Global Exchange, an international human rights organization, agrees that fair-trade cocoa is a means of ending the use of child labor in cocoa production. In 2001, the US cocoa industry set a goal to end abusive and forced child labor on cocoa farms by 2005 and outlined the basic steps the industry would have to take to achieve this goal. By 2012, the goal had not been met. Global Exchange has concluded that the industry will adopt fair-trade certification when consumers demonstrate preference for fair-trade cocoa through their chocolate-purchasing choices.

=== 2015–2018 ===
A study of the child labor (in cocoa fields) issue, published in Fortune magazine in the US in March 2016, concluded that approximately 2.1 million children in West Africa "still do the dangerous and physically taxing work of harvesting cocoa." The report suggested that it would be an uphill battle to improve the situation:
According to the 2015 edition of the Cocoa Barometer, a biennial report examining the economics of cocoa that's published by a consortium of nonprofits, the average farmer in Ghana in the 2013–14 growing season made just 84¢ per day, and farmers in Ivory Coast a mere 50¢. That puts them well below the World Bank's new $1.90 per day standard for extreme poverty, even if you factor in the 13% rise in the price of cocoa last year.

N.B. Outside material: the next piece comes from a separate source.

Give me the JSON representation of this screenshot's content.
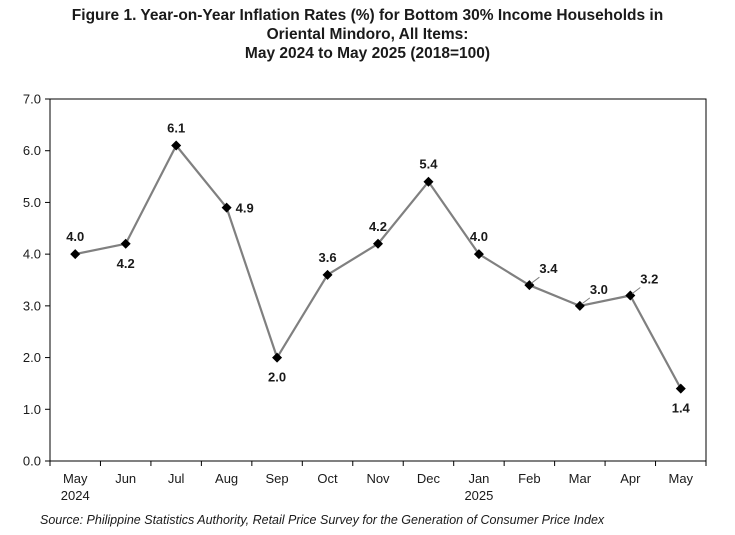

Sona Ebai, the former secretary general of the Alliance of Cocoa Producing Countries, said that eradicating child labor was an immense task and that the chocolate companies' newfound commitment to expanding the investments in cocoa communities are not quite sufficient.
... Best-case scenario, we're only doing 10% of what's needed. Getting that other 90% won't be easy. ... I think child labor cannot be just the responsibility of industry to solve. I think it's the proverbial all-hands-on-deck: government, civil society, the private sector. And there, you really need leadership.

In April 2018, the Cocoa Barometer 2018 report on the $100-billion industry said this about the child labor situation:
Not a single company or government is anywhere near reaching the sectorwide objective of the elimination of child labour, and not even near their commitments of a 70% reduction of child labour by 2020.

A report later that year by New Food Economy stated that the Child Labour Monitoring and Remediation Systems implemented by the International Cocoa Initiative and its partners has been useful, but "they are currently reaching less than 20 percent of the over two million children impacted".